Bloody caesar
- 45 ml (1 1/2 oz.) vodka
- 120 ml (4 oz.) Clamato juice
- 5 ml (1 tsp.) Worcestershire sauce
- A few drops of red Tabasco sauce
- 1 lime wedge
- Celery salt
- Ice cubes
- Salt and pepper
- 1 sweet pickled onion
- 1 aspargus
- 1 carrot
Frost the rim of a highball glass containing a few ice cubes with the lime and celery salt.
Add all the ingredients, except for the vegetables.
Stir using a mixing spoon.
Season with salt and pepper to taste.
Garnish with the onion, the aspargus and the carrot on a cocktail pick.
Pro tip
For a trendy cocktail, swap your highball glass for a mason jar and garnish with a vegetable skewer rather than the more traditional celery stalk.

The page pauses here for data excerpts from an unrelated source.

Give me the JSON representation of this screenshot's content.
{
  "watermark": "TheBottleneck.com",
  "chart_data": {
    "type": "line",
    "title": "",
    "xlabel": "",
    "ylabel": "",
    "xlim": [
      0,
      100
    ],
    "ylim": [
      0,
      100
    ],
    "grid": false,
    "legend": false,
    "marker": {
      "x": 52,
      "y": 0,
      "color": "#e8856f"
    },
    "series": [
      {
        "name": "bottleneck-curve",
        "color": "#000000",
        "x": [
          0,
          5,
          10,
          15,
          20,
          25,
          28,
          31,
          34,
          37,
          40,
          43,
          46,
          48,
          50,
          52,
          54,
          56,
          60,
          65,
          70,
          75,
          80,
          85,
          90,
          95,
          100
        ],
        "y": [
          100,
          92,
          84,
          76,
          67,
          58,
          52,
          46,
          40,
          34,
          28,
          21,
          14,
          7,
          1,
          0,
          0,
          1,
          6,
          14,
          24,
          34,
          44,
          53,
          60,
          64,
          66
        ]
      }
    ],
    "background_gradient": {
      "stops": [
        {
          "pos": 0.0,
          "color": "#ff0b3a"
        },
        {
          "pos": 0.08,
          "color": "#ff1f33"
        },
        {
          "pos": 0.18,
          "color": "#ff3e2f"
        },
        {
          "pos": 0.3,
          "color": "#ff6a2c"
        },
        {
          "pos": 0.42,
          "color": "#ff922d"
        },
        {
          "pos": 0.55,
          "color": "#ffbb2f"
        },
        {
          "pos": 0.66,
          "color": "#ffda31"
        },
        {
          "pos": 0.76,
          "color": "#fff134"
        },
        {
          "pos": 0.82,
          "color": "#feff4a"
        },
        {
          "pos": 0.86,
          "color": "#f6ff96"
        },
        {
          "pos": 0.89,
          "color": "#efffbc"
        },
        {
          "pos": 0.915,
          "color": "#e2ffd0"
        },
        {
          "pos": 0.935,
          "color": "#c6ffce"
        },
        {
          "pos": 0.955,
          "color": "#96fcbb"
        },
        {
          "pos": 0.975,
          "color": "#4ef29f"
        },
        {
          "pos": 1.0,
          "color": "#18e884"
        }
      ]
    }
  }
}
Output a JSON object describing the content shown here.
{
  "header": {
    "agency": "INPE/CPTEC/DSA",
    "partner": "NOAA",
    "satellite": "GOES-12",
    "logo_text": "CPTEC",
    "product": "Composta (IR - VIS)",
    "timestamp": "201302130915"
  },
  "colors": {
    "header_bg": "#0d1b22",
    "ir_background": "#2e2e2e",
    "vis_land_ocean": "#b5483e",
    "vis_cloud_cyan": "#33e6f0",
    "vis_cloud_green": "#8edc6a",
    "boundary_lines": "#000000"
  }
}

Other tip: Use spiced Clamato juice, then leave out the Tabasco or Worcestershire. For a more intense experience, replace the Tabasco with horseradish.
Did you know
To commemorate the inauguration of an Italian restaurant in 1969, Calgary bartender Walter Chell created Bloody Caesar. Chell took his inspiration from the Bloody Mary, but since clam sauce was on the menu, he spent a few weeks crushing some of these molluscs, until he managed to achieve the perfect balance with the tomato juice. More Bloody Caesars are sold in Canada than any other cocktail.